For Christmas, my amazing fiancee got me a pasta maker, which I know had selfish motives, but I couldn’t have been more excited to get started making my own pastas. I found this awesome gluten free pasta recipe online, and last week I made fettuccine alfredo that tasted like we got it from a restaurant. I was so proud!
I found the recipe with the least ingredients – link below. The recipe takes about 10 minutes to put together. The longest part is running it through the pasta maker to make it thin enough. I learned that I need to make it VERY thin because it expands while cooking. After thinning it out, I ran it through the fettuccine setting and tossed it in boiling water for about 7 minutes.
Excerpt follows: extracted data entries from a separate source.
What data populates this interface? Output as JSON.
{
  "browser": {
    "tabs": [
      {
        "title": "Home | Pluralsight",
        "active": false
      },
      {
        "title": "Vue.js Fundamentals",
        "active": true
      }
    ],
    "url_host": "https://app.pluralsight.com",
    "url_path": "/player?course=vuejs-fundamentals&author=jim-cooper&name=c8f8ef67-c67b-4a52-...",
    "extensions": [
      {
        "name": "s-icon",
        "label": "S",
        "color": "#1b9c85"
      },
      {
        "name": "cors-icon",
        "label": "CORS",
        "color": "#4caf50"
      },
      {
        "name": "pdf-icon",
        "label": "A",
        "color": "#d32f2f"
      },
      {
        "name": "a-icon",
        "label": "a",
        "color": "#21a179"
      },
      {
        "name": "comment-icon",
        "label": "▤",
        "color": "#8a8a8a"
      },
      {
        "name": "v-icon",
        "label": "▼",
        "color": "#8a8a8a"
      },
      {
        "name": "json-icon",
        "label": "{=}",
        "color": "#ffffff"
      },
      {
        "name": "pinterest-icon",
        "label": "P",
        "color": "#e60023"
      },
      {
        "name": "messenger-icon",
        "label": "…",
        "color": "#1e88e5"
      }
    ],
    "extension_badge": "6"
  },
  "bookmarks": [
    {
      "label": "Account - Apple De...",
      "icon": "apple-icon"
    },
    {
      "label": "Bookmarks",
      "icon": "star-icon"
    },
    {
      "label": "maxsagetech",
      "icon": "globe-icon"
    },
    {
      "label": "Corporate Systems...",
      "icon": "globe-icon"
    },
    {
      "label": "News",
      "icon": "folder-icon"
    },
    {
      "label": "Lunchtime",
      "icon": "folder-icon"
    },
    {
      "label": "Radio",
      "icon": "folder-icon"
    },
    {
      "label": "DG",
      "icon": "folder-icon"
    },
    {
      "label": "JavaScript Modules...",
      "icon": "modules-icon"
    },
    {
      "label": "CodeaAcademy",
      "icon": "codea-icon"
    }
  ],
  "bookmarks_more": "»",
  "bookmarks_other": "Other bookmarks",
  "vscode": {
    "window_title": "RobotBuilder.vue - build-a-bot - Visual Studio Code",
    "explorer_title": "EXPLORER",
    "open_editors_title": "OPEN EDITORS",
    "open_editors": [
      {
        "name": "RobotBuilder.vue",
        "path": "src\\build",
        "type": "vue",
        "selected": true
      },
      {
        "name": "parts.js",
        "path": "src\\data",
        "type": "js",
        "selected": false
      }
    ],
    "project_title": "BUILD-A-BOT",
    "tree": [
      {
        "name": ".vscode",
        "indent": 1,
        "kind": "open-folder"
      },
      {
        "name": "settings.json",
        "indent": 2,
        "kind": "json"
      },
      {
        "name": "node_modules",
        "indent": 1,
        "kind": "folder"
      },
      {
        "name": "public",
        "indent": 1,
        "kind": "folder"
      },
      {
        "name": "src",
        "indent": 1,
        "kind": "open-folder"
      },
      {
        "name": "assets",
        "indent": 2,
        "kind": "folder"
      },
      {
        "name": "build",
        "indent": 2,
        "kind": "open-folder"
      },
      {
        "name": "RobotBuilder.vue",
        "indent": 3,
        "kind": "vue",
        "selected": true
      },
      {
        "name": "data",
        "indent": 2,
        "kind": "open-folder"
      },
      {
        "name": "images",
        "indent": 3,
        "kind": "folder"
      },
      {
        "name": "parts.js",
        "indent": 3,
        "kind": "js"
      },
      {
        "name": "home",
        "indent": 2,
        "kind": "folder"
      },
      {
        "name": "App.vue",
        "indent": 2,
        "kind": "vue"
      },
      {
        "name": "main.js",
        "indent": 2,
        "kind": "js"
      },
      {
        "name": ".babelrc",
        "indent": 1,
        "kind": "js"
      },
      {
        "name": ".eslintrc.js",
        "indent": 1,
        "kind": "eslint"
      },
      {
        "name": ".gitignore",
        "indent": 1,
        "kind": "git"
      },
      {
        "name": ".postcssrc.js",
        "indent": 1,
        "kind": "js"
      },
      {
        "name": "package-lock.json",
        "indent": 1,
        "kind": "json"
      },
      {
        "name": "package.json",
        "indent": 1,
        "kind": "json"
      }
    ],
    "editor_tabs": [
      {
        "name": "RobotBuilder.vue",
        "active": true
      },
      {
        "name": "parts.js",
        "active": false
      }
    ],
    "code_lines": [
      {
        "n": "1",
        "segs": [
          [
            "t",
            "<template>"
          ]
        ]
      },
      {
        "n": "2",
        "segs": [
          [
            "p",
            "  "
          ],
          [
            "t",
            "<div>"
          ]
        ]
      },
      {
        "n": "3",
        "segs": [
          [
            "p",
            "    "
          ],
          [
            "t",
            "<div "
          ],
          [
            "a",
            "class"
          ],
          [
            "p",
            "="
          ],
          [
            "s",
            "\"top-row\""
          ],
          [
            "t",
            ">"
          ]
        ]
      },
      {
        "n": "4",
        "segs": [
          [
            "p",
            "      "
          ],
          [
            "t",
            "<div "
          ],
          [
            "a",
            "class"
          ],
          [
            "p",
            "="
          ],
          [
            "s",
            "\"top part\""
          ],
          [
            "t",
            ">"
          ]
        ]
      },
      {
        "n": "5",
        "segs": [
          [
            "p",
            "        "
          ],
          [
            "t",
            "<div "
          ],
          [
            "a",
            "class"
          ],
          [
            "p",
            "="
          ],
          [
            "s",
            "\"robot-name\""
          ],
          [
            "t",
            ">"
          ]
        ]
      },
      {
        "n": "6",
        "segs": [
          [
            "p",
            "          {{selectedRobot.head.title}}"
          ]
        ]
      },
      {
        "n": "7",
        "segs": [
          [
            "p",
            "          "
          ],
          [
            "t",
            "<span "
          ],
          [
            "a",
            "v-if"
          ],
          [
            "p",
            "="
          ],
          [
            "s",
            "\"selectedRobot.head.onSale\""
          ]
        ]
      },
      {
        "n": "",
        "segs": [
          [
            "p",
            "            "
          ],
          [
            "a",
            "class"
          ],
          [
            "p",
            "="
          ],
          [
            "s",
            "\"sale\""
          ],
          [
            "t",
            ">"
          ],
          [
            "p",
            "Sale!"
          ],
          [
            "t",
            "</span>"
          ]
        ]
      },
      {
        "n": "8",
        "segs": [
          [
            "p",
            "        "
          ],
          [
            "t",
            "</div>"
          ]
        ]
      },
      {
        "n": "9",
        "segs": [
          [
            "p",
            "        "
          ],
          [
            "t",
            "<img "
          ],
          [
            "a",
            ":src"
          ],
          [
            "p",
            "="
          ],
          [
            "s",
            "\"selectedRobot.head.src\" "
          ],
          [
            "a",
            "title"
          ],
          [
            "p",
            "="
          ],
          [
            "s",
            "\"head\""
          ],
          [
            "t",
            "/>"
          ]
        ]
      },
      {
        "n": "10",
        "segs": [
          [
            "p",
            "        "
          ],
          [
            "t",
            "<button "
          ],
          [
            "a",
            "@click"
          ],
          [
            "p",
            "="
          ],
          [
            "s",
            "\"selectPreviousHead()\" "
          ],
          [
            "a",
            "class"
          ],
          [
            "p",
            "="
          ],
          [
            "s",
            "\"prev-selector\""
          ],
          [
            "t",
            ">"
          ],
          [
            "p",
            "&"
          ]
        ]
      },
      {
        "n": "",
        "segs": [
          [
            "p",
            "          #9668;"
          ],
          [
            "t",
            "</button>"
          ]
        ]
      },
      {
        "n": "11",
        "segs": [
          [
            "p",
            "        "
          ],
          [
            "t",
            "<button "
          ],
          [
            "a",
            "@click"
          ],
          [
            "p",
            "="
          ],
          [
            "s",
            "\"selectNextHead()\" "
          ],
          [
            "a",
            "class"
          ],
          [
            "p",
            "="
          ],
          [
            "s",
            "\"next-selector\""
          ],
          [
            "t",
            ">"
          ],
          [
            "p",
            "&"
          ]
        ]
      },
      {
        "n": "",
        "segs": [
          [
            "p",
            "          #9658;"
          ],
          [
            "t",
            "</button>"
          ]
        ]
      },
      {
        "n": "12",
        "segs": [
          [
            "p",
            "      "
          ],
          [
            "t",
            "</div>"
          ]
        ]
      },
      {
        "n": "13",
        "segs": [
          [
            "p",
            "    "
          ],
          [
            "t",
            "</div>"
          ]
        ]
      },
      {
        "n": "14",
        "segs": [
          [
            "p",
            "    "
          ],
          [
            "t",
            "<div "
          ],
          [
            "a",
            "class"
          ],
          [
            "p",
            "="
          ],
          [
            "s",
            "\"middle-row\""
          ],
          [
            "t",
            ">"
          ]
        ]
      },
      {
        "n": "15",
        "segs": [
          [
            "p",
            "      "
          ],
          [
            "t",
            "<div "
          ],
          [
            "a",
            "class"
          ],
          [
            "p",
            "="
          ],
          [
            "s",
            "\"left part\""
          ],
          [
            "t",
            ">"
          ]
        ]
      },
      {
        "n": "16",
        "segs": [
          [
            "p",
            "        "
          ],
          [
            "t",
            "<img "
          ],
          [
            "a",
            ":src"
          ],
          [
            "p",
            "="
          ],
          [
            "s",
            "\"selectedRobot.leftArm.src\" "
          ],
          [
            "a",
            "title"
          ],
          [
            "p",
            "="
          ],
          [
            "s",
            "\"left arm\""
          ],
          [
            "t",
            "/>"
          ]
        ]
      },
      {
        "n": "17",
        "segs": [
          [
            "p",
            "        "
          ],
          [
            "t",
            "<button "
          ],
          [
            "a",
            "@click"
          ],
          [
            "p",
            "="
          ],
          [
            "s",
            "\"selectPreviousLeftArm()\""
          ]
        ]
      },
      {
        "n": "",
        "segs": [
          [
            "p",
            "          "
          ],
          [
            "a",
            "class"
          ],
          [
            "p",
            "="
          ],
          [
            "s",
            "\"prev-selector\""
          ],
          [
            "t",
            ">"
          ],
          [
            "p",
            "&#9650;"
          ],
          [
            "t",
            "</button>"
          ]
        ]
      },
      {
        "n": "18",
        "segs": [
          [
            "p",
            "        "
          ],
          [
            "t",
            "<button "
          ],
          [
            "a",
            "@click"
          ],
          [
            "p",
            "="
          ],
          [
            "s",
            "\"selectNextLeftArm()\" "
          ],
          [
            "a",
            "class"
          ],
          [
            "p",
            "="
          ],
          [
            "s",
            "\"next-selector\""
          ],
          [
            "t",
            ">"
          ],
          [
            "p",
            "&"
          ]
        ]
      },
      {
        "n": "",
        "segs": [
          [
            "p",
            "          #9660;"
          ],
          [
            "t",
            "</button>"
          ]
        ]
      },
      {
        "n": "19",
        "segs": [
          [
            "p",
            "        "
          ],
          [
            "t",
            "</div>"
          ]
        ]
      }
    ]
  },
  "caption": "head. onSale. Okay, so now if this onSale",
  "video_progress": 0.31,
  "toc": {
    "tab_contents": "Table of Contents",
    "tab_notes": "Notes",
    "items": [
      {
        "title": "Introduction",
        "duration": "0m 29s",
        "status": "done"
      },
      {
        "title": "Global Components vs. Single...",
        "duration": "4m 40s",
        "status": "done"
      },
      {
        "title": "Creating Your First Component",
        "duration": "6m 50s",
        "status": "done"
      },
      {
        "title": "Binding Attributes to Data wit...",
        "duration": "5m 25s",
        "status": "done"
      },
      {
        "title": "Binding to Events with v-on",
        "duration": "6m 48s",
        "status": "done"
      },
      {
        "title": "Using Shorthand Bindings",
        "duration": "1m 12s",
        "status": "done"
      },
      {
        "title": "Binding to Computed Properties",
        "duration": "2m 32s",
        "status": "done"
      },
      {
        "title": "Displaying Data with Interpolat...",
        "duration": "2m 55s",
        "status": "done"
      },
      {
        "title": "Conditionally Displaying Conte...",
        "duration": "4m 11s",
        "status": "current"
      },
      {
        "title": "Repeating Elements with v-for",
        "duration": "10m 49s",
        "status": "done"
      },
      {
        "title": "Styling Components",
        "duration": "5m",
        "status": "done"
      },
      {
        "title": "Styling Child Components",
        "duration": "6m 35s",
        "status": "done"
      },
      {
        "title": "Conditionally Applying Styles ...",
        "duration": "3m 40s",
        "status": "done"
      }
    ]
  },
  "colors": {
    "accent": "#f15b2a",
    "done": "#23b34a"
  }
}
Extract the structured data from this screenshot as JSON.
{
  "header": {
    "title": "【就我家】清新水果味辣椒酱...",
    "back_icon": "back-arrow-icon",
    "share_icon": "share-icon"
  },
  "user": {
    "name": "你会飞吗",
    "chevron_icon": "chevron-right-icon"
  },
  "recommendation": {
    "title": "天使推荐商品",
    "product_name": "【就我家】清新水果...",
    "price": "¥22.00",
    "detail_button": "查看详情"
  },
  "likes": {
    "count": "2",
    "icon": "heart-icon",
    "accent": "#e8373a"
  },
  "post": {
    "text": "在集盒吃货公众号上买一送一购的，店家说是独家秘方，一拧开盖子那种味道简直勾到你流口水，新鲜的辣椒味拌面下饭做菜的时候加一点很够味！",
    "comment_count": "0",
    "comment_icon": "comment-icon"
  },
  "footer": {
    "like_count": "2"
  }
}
While the pasta was cooking, I made the sauce. I put about 2 tablespoons of butter and 2 cloves of garlic (I buy the frozen Trader Joe’s garlic) in a sauce pan on medium heat. I let the garlic melt while I chopped up about a cup of cherry tomatoes. I tossed those in the pan and let everything cook for about 3 minutes. Then I added a pint of heavy cream and mixed everything up. I let it cook for another 3 minutes and added half a cup of parmesan and half a cup of shredded mozzarella. Then I added oregano, salt, pepper, and basil to taste. I am my own worst critic, but this pasta was something I was truly proud of.
Moral of my story: eating gluten free doesn’t have to be boring or expensive. Using some alternatives, you can convert some of your favorite recipes.